Inside it, use Cargo as normal (cargo build, cargo run, cargo test). Run lint/format/test the way CI does with nix flake check.

Nix flakes only see files tracked by git (uncommitted edits to tracked files are included, but new files are not). After adding a new source file, git add it before building.

Building

nix build .#caos              # ./result/bin/{caos,caos-cli}
nix build .#server            # ./result/bin/server

Binaries are statically linked against musl — no shared-library dependencies.

Docker images (crates are unprefixed; images carry a caos- prefix):

nix build .#caos-server-docker            # image tarball at ./result
nix build .#caos-worker-base-docker
nix build .#caos-worker-hello-docker      # ...-fold, -file-count, -deep-deps, -rustc, -bash

docker load < result

Or build and load into the local docker daemon in one step (streamed, nothing large written to the Nix store):

nix run .#load-caos-server
nix run .#load-caos-worker-hello          # load-caos-worker-{base,fold,...}

Worker images contain only their static /worker binary plus a setuid-root /bin/caos, the worker user (uid 1000), and a writable /tmp — no shell, no libc, no /nix/store. The caos-server image is not minimal: it bundles the docker client, git, and tar, and expects the host's docker socket.

Docker images are Linux-only. On macOS, build the *-docker outputs via a remote/linux builder; the binaries and dev shell build natively.

The big picture

  • A server holds the canonical CAS and runs compute.
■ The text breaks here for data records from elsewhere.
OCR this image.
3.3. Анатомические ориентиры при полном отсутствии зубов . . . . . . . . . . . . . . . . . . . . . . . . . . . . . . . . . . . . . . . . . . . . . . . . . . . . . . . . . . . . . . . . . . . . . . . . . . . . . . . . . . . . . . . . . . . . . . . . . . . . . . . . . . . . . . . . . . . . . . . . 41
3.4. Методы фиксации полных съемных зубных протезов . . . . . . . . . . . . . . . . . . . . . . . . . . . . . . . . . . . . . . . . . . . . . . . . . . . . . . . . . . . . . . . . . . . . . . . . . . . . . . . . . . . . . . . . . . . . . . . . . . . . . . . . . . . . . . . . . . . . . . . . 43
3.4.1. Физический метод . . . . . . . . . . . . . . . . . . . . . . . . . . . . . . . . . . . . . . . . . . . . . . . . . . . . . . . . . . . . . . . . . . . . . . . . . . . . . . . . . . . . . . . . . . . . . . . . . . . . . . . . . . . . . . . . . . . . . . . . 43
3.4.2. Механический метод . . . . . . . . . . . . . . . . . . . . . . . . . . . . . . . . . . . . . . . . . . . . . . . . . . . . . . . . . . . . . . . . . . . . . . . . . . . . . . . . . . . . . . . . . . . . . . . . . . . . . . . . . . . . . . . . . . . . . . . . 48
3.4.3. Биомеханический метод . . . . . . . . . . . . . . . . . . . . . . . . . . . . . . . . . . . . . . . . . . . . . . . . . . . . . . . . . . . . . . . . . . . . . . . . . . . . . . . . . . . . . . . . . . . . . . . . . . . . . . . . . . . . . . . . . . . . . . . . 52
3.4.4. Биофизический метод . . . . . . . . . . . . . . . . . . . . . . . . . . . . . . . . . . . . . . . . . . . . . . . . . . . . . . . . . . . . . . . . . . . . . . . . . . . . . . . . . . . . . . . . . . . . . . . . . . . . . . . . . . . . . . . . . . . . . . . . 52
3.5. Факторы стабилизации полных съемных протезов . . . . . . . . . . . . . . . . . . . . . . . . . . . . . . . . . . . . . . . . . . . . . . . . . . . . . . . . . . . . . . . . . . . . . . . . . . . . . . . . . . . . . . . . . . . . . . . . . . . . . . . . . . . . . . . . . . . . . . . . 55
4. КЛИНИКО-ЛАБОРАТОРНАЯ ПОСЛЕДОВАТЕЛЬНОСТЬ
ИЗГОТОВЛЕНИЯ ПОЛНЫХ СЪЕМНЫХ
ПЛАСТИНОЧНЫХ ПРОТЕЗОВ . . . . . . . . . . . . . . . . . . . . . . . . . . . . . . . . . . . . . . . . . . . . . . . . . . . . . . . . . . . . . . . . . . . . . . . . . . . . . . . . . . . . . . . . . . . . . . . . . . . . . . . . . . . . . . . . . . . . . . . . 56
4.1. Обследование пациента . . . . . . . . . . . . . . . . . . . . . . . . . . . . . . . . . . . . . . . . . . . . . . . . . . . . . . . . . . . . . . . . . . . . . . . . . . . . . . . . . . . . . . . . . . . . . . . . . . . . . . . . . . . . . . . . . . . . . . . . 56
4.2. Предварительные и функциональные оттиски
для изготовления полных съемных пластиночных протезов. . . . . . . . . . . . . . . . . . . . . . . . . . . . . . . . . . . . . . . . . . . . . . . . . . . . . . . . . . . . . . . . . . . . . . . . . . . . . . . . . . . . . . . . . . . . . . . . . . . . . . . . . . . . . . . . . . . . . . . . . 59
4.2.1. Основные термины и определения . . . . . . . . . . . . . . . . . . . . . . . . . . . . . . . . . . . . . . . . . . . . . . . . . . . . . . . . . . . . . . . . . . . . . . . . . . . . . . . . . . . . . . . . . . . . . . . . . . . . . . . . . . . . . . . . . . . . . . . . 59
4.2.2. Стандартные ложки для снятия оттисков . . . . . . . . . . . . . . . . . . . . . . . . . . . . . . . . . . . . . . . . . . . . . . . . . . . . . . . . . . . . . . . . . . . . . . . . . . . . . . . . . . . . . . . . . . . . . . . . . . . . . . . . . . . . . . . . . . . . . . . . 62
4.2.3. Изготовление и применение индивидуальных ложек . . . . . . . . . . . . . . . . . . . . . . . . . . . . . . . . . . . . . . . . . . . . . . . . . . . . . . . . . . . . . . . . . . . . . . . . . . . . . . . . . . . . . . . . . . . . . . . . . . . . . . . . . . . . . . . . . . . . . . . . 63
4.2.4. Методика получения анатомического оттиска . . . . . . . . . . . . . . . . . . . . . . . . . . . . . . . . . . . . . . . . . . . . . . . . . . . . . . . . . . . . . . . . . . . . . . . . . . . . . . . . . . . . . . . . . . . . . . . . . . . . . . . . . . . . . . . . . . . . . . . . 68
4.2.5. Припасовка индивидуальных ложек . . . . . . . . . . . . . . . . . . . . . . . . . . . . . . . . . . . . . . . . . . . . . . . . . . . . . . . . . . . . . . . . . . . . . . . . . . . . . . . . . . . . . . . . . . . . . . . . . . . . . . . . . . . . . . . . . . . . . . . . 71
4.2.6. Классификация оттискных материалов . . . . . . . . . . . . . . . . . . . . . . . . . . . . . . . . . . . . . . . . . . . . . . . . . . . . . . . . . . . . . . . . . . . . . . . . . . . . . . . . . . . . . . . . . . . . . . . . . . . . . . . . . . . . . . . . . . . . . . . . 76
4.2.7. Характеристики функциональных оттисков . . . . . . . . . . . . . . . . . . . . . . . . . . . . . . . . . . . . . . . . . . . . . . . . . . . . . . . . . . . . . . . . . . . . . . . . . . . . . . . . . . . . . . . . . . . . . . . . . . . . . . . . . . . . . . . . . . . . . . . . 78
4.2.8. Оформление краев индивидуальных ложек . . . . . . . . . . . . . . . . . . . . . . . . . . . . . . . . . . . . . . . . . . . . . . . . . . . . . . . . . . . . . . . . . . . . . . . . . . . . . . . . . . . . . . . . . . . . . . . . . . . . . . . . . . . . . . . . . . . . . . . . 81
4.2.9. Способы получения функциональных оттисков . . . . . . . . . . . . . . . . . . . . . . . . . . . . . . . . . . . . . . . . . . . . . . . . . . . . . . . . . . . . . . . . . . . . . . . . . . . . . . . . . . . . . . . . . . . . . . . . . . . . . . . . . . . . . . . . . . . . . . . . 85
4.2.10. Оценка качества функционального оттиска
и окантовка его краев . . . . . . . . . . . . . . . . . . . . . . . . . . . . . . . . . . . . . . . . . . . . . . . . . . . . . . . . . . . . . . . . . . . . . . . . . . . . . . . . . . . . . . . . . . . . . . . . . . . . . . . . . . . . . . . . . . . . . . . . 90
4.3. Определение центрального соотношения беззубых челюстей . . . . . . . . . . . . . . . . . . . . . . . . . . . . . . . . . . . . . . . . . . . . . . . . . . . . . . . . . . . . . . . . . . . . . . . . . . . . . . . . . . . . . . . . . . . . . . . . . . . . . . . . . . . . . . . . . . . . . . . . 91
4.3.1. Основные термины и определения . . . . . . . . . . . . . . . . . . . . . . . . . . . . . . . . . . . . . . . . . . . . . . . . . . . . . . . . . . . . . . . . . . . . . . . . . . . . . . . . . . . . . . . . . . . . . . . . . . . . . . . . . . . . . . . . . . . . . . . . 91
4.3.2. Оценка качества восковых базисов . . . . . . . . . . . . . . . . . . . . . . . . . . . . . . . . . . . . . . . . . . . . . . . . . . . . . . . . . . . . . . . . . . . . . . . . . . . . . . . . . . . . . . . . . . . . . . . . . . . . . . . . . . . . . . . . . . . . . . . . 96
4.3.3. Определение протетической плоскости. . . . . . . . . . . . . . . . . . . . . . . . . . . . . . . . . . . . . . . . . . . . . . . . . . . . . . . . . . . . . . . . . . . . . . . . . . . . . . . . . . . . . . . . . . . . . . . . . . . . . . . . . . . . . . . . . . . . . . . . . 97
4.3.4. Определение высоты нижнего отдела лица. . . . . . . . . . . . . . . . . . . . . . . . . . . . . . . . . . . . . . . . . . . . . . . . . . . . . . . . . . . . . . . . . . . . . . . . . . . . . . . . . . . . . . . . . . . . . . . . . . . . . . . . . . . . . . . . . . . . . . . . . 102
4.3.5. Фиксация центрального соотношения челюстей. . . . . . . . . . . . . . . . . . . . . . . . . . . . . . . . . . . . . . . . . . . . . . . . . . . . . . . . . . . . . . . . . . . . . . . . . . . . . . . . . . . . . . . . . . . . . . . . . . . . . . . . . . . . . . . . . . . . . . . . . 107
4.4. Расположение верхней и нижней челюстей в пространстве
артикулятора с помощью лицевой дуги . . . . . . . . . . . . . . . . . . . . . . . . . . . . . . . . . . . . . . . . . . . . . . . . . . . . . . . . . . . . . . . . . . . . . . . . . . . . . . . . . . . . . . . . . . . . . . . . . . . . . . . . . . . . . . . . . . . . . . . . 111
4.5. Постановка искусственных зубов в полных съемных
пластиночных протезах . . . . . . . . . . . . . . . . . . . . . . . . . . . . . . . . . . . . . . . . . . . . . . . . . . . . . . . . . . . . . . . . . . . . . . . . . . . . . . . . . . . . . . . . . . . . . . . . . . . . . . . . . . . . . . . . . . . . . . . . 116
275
It exposes three faces over one URL: an HTTP object API (/object), an HTTP compute trigger (/run), and a git smart-HTTP transport over its own repo.
  • A worker is a container the server runs. It reaches the server over HTTP, reading inputs from and writing results to a per-run /cas directory through the setuid caos binary.
  • A user drives it all with caos-cli from inside a git working tree that has the server configured as a remote named caos. Objects are built locally and exchanged with the server by negotiated git push/fetch, so passing a large, mostly-unchanged tree only transfers the delta.

Everything — an input file, a worker image, a result — is a git object named by its hash, so identical work is deduplicated and memoized.

server

One daemon (crates/server), image caos-server, serving everything over a single URL. It backs onto a git repository it owns (mounted at /git); in dev, Tilt creates a dedicated bare repo for it (see local testing).

It serves requests concurrently — one thread per request — which is required, not just an optimization: a worker can call back into /run (the fold worker recurses), and that nested request must be served while the parent's is still blocked on the docker run it spawned. A serial loop, or a pool shallower than the deepest tree, would deadlock.

Request Behaviour
GET /object/<hash> Return the serialized object (<type> <size>\0<content>, the bytes git hashes). 400 if malformed, 404 if absent.
POST /object/ Store the serialized object in the body, return its git hash. Content-addressed, so idempotent.
GET /run?req=<reqHash>[&stack=…] Run the request object <reqHash> and return "<type> <hash>" (the result). See compute.
GET /info/refs?service=…, POST /git-upload-pack, POST /git-receive-pack Git smart-HTTP, delegated to git http-backend — this is the caos remote clients push to and fetch from.

The git transport is what makes the server a caos remote: git http-backend runs upload-pack/receive-pack over the same /git repo, with hooks intact (so a post-receive trigger is a natural future evolution). The dedicated repo is created with http.receivepack=true (to accept pushes) and uploadpack.allowAnySHA1InWant=true (so a client can git fetch a result by its bare hash; /object itself never needs that flag).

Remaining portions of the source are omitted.